According to deeds discovered by new-age shop owners John Conway and Allison Chan, John Wesley preached at Epworth Villa in Weymouth in 1776.
Methodist archivist John Russell called it "historically very important".
Ms Chan said she was "proud and privileged" to be working and living at the property.
The business partners bought the building last year.
Mr Conway said: "I was looking at the deeds because they were beautifully written - the way people used to write, with the proper penmanship.
"And as we were going through them Wesley's name jumped out and I thought 'that's interesting'.
"This was a lost house that Wesley wasn't on the radar as having visited."
Mr Russell, archivist and conservator for the Southampton Methodist district, spent 15 months examining deeds and indentures for the Grade-II listed Georgian residence.
He also cross-referenced them with passages in the sixth of Wesley's eight journals.

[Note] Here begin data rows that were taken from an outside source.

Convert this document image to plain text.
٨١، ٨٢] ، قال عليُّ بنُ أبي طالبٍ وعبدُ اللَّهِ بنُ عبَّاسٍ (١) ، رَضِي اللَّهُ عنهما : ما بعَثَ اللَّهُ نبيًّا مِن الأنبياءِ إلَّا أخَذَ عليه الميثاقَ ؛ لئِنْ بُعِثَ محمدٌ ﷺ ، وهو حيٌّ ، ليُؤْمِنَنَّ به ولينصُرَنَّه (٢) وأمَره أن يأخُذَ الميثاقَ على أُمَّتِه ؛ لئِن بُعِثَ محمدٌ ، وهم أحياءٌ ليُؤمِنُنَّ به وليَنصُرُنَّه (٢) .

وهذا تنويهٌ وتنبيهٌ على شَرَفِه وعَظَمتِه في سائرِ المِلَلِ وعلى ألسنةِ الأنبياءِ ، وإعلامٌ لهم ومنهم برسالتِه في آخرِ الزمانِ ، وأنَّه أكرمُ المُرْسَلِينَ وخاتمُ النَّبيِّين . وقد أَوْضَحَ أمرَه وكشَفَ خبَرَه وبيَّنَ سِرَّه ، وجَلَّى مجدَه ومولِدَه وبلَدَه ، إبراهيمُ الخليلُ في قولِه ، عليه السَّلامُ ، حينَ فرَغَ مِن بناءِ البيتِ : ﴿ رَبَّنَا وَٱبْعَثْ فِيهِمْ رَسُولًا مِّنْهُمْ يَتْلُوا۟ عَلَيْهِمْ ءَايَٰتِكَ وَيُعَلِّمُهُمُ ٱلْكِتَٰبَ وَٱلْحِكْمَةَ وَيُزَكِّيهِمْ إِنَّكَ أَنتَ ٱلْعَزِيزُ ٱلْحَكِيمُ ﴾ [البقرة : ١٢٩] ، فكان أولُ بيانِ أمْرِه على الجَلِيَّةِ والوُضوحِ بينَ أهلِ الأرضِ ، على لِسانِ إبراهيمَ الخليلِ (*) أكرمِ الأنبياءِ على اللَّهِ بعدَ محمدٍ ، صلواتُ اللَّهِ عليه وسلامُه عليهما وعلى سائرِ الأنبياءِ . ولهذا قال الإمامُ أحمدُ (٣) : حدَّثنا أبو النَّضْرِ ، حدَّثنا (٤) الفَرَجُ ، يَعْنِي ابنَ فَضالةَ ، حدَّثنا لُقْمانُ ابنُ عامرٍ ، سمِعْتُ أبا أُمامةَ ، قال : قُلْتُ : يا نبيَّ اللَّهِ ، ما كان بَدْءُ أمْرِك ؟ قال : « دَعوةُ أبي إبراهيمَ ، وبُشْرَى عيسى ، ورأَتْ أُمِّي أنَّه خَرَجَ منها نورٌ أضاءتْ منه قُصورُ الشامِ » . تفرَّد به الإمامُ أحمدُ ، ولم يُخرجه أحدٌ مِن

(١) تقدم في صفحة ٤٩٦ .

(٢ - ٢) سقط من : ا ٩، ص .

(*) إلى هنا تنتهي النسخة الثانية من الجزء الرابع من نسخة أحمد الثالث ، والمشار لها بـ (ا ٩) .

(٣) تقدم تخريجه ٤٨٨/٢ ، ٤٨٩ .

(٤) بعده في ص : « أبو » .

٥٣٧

In it he described the "new house at Melcombe Regis" where he preached to an audience "that the house would well contain".
Mr Russell said: "John Wesley went to that house on the 6th of September 1776 and preached to a large group of people, thereby making it the very first Methodist meeting house in Weymouth, if not in Dorset."
Neither of its new owners practise Methodism.
Ms Chan describes herself as "spiritual-minded", and "open to any religion, staying neutral", whilst Mr Conway was brought up Roman Catholic but is now more "liberal-minded".
Ms Chan said: "There was something about the building. You could feel the atmosphere. It's a very special place."
The Methodist Church has a global membership of 70 million people.
The plaque was unveiled in the presence of Weymouth and Portland Mayor Ray Banham.